Sesenta años. Seis décadas. 1960. El 80 % de las personas que viven en la Argentina no había nacido aún cuando Braulio López y José Luis Pepe Guerra formaron aquel dúo en la ciudad uruguaya de Treinta y Tres, a orillas del río Olimar, y de ahí el nombre.
Ese dúo llegó a ser, según afirman estudiosos orientales, la propuesta musical más popular del Uruguay desde Carlos Gardel. La razón de su éxito y de su permanencia, al menos según los protagonistas, son “las canciones. Aunque por supuesto, algo les debemos de haber puesto nosotros”, dice Pepe Guerra.
El sonido es el de siempre: la inconfundible forma de tocar las guitarras, y el extraordinario trabajo vocal, que el tiempo transcurrido parece haber mejorado.
Después de muchos años distanciados, volvieron a reunirse en 2009, con un show multitudinario en el estadio Centenario de Montevideo. Aunque ellos dicen que nunca se separaron: “Yo no lo llamo así, sino que cada tanto descansamos”, explica Braulio López. Hicieron varios recitales (incluso en la Argentina), y desde entonces, “descanso”. Muchos mitos rodean al dúo: que no se hablan, que se pelearon feo, que se juntan solo por necesidad. Nada de eso le importó un pepino a los miles que se conmovieron y disfrutaron cuando este año en la Fiesta de la Cerveza se volvió a anunciar a Los Olimareños.
Ocho años después de su última actuación en el Anfiteatro del Río Uruguay. Y el sábado, ante varios miles de personas (¿unas diez mil?) Braulio López y Pepe Guerra brindaron un show de casi una treintena de canciones, todas emblemáticas, todas coreadas por la mayoría, y una buena parte cantadas de punta a punta por muchas de las personas presentes. “Todas son hits”, dijo una mujer cuando alguien a su lado calificó así a la que estaba sonando (“Los dos gallos”... aunque en serio podría haber sido casi cualquiera otra). Pero vamos de a poco.

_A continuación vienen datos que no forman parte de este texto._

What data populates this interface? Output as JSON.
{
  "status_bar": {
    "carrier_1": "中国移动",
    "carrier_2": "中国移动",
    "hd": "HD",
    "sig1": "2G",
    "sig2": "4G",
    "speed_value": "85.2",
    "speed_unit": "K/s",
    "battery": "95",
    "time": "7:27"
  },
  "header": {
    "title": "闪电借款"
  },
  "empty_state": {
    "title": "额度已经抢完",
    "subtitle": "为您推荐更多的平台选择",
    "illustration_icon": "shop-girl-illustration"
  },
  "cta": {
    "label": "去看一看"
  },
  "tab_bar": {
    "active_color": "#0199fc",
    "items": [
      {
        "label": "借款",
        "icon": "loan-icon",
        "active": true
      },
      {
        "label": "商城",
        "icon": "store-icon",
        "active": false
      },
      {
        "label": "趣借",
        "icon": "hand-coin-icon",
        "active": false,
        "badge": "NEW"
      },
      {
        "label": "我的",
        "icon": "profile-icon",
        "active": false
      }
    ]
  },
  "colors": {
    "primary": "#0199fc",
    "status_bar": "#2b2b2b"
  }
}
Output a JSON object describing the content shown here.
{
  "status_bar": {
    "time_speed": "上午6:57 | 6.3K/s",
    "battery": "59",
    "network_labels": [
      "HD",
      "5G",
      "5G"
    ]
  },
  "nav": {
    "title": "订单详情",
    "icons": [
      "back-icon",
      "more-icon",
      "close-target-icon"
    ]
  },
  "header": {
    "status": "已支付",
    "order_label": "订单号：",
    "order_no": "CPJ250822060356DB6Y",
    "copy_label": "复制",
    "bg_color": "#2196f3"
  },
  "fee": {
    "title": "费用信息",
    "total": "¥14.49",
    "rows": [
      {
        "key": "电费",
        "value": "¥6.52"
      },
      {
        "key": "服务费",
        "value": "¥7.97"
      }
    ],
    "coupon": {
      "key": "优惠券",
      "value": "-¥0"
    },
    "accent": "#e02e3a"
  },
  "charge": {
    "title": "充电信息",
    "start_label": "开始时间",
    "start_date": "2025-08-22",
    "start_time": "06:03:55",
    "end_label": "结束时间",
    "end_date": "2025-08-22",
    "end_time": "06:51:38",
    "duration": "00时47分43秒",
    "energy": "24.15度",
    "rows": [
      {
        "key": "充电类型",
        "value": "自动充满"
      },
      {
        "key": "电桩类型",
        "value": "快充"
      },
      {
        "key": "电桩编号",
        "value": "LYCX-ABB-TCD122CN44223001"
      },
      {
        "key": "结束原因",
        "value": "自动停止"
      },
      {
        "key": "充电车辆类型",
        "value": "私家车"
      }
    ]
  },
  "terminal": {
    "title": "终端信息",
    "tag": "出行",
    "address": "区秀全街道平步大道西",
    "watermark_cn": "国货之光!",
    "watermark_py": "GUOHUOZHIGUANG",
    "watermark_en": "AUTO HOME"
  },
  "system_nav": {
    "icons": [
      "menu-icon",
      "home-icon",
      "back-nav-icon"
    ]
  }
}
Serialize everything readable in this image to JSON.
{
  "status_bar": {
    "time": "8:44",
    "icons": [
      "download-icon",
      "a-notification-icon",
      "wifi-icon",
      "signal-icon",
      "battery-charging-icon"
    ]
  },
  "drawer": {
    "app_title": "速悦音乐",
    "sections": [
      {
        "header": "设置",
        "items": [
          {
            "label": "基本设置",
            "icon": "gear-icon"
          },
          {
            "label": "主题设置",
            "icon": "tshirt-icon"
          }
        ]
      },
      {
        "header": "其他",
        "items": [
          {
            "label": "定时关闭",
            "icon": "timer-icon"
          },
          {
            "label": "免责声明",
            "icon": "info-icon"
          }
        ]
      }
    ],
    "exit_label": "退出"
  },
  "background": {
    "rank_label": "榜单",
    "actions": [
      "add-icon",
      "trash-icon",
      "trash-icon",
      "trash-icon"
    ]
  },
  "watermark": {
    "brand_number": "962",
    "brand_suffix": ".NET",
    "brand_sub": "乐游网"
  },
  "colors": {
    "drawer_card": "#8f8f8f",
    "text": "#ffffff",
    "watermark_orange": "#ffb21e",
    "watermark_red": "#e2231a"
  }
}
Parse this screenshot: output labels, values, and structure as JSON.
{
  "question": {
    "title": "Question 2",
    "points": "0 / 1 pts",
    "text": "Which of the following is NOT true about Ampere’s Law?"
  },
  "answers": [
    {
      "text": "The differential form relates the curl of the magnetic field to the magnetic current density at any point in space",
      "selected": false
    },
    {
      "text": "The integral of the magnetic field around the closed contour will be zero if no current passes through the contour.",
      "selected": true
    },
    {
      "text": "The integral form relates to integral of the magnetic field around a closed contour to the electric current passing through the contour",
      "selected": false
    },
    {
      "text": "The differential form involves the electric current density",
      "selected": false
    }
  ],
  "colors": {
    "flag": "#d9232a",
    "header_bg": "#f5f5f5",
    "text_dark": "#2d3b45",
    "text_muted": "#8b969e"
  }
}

La noche se había puesto muy fresca y la previa había sido larga, aunque con buenos espectáculos: Diego Sosa, Juan Mendiverry y Chacho Ramos, todos cumpliendo bien con su parte. Aunque acá cabe mencionar especialmente la presentación de la gran Laura Canoura: un espectáculo de primer nivel, con poca relación con lo que venía después, que no obstante el público apreció con respeto y buena disposición. Y que terminó aplaudiendo de pie, porque la Canoura realmente está en el mejor momento de su trayectoria: cantando como los dioses, con un repertorio muy acertado, una banda ajustadísima, y un tino para incorporar una canción propia (la milonga “Alfombra roja”) que le permitió entrar en el corazón de todas (¡absolutamente todas!) las mujeres presentes, y también de algunos hombres, que valoran la lucha feminista pero también el sentido del humor y la calidad.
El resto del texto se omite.